U.S. lawmakers are moving to strip the CFTC of its discretionary power regarding "event contracts," aiming to permanently ban prediction market bets tied to death, war, and terrorism. This legislative push follows reports of over $500 million in volume wagered on U.S. military strikes, forcing a reckoning for platforms like Kalshi and Polymarket.
Why is Washington targeting on-chain prediction markets now?
The introduction of the DEATH BETS Act by Senator Adam Schiff and Representative Mike Levin marks a shift from regulatory oversight to outright prohibition.
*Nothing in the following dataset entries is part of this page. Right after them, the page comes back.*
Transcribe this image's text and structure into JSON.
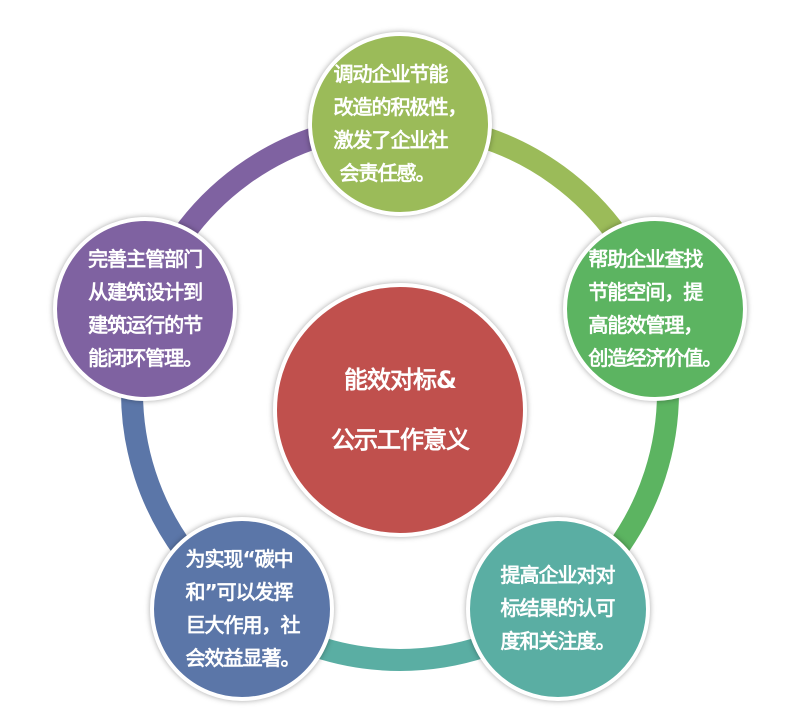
{
  "center": {
    "line1": "能效对标&",
    "line2": "公示工作意义",
    "color": "#c0504d"
  },
  "nodes": [
    {
      "id": "top",
      "text": "调动企业节能\n改造的积极性，\n激发了企业社\n 会责任感。",
      "color": "#9bbb59"
    },
    {
      "id": "right",
      "text": "帮助企业查找\n节能空间，提\n高能效管理，\n创造经济价值。",
      "color": "#5cb461"
    },
    {
      "id": "bottom-right",
      "text": "提高企业对对\n标结果的认可\n度和关注度。",
      "color": "#5aaea3"
    },
    {
      "id": "bottom-left",
      "text": "为实现“碳中\n和”可以发挥\n巨大作用，社\n会效益显著。",
      "color": "#5b76a8"
    },
    {
      "id": "left",
      "text": "完善主管部门\n从建筑设计到\n建筑运行的节\n能闭环管理。",
      "color": "#7f62a1"
    }
  ]
}
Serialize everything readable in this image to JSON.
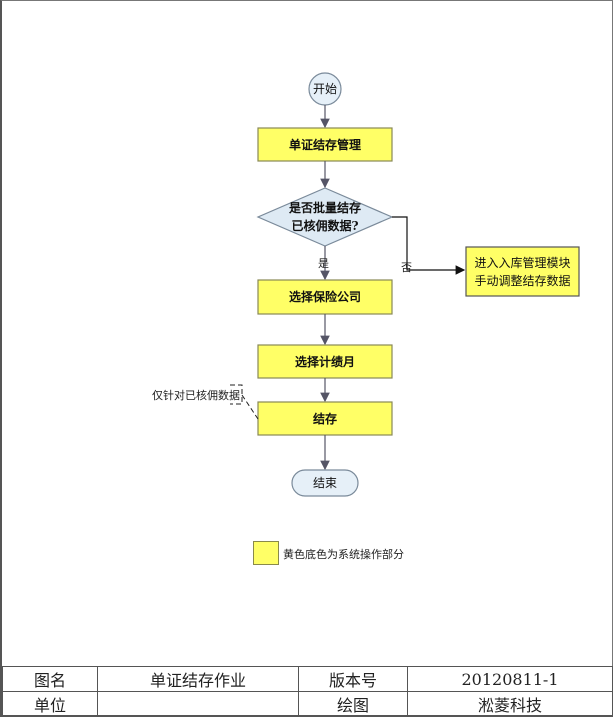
{
  "colors": {
    "process_fill": "#ffff66",
    "process_stroke": "#888855",
    "terminal_fill": "#e6f0f8",
    "terminal_stroke": "#7a8a9a",
    "decision_fill": "#deeaf4",
    "connector": "#555566"
  },
  "flowchart": {
    "start": "开始",
    "step1": "单证结存管理",
    "decision_line1": "是否批量结存",
    "decision_line2": "已核佣数据?",
    "yes_label": "是",
    "no_label": "否",
    "side_line1": "进入入库管理模块",
    "side_line2": "手动调整结存数据",
    "step2": "选择保险公司",
    "step3": "选择计绩月",
    "step4": "结存",
    "annotation": "仅针对已核佣数据",
    "end": "结束"
  },
  "legend": {
    "text": "黄色底色为系统操作部分"
  },
  "title_block": {
    "name_label": "图名",
    "name_value": "单证结存作业",
    "version_label": "版本号",
    "version_value": "20120811-1",
    "unit_label": "单位",
    "unit_value": "",
    "drawn_label": "绘图",
    "drawn_value": "淞菱科技"
  }
}
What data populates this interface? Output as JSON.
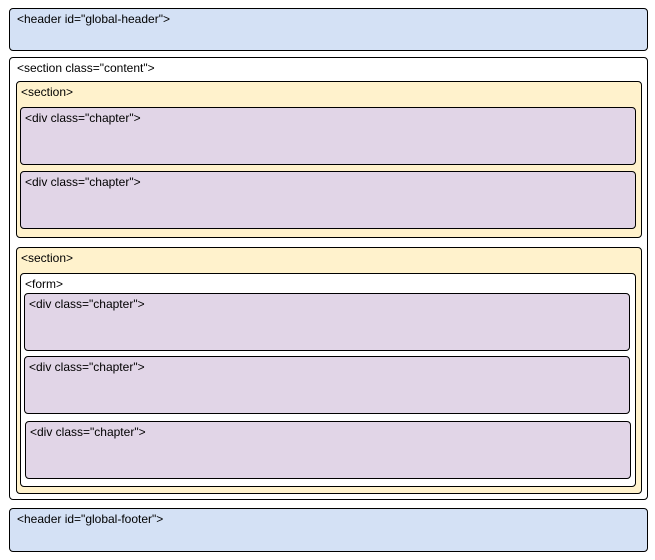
{
  "diagram": {
    "header_box": {
      "label": "<header id=\"global-header\">"
    },
    "content_section": {
      "label": "<section class=\"content\">"
    },
    "section_1": {
      "label": "<section>",
      "chapters": [
        {
          "label": "<div class=\"chapter\">"
        },
        {
          "label": "<div class=\"chapter\">"
        }
      ]
    },
    "section_2": {
      "label": "<section>",
      "form": {
        "label": "<form>",
        "chapters": [
          {
            "label": "<div class=\"chapter\">"
          },
          {
            "label": "<div class=\"chapter\">"
          },
          {
            "label": "<div class=\"chapter\">"
          }
        ]
      }
    },
    "footer_box": {
      "label": "<header id=\"global-footer\">"
    }
  },
  "colors": {
    "header": "#d4e1f5",
    "content": "#ffffff",
    "section": "#fff2cc",
    "chapter": "#e1d5e7",
    "border": "#000000"
  }
}
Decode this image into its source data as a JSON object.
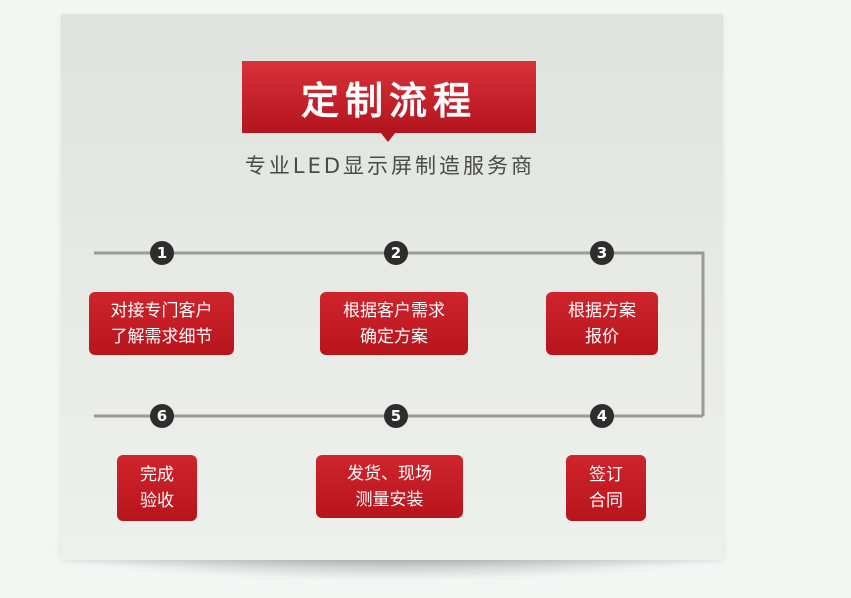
{
  "title": "定制流程",
  "subtitle": "专业LED显示屏制造服务商",
  "steps": [
    {
      "number": "1",
      "text": "对接专门客户\n了解需求细节"
    },
    {
      "number": "2",
      "text": "根据客户需求\n确定方案"
    },
    {
      "number": "3",
      "text": "根据方案\n报价"
    },
    {
      "number": "4",
      "text": "签订\n合同"
    },
    {
      "number": "5",
      "text": "发货、现场\n测量安装"
    },
    {
      "number": "6",
      "text": "完成\n验收"
    }
  ],
  "colors": {
    "accent_red": "#c41e26",
    "connector_line": "#9a9a9a",
    "number_badge": "#2d2d2d"
  }
}
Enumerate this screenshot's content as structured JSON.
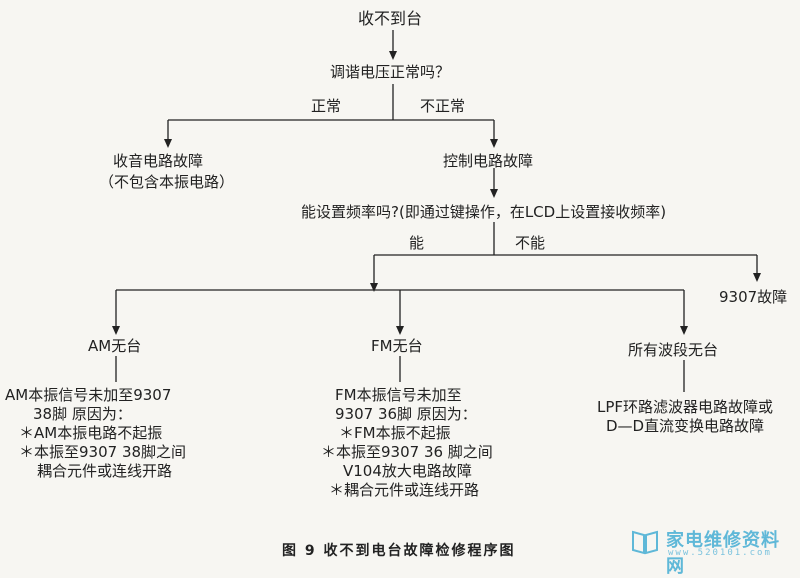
{
  "nodes": {
    "start": "收不到台",
    "q_tuning": "调谐电压正常吗？",
    "label_normal": "正常",
    "label_abnormal": "不正常",
    "radio_fault": "收音电路故障",
    "radio_fault_note": "（不包含本振电路）",
    "control_fault": "控制电路故障",
    "q_freq": "能设置频率吗?(即通过键操作，在LCD上设置接收频率)",
    "label_can": "能",
    "label_cannot": "不能",
    "fault_9307": "9307故障",
    "am_none": "AM无台",
    "fm_none": "FM无台",
    "all_none": "所有波段无台"
  },
  "am_detail": [
    "AM本振信号未加至9307",
    "38脚  原因为：",
    "＊AM本振电路不起振",
    "＊本振至9307  38脚之间",
    "  耦合元件或连线开路"
  ],
  "fm_detail": [
    "FM本振信号未加至",
    "9307  36脚  原因为：",
    "＊FM本振不起振",
    "＊本振至9307  36  脚之间",
    "  V104放大电路故障",
    "＊耦合元件或连线开路"
  ],
  "all_detail": [
    "LPF环路滤波器电路故障或",
    "D—D直流变换电路故障"
  ],
  "caption": "图 9   收不到电台故障检修程序图",
  "watermark": {
    "site": "家电维修资料网",
    "url": "www.520101.com"
  }
}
The core issue, according to the bill’s sponsors, is the "gamification" of human suffering and geopolitical conflict.
Multiple outlets including CoinDesk have flagged similar on-chain signals, noting that specific wallets generated over $1.2–$1.4 million in profit by betting on the timing of military strikes. This has triggered alarm bells for regulators who fear that such platforms incentivize the spread of misinformation or, worse, provide financial motives for real-world instability.
What does the DEATH BETS Act mean for DeFi liquidity?
If passed, the bill would force a bifurcation of the prediction market landscape. Regulated venues operating under CFTC oversight would be stripped of their ability to list these controversial contracts, effectively pushing that liquidity into one of two places:
- Permissionless Protocols: A migration toward decentralized, non-custodial platforms that operate outside of U.S. jurisdiction.
- Offshore Venues: A spike in volume on international exchanges where legal and reputational risks are significantly higher for participants.
While the bill focuses on "death bets," the broader implication is a narrowing of what constitutes an acceptable financial instrument in the eyes of the SEC and CFTC. For those tracking the broader systemic risk in crypto markets, this represents another layer of friction in the transition from traditional finance to on-chain settlement. Traders should note that while macro-data bets (like inflation or election outcomes) remain safe, the "Wild West" era of betting on geopolitical flashpoints is facing a hard stop.
Is this the end of decentralized prediction markets?
Not necessarily. However, it does highlight the ongoing tension between innovation and ethical oversight. As regulators attempt to map the industry's stablecoin and payment infrastructure, they are increasingly viewing prediction markets as a liability.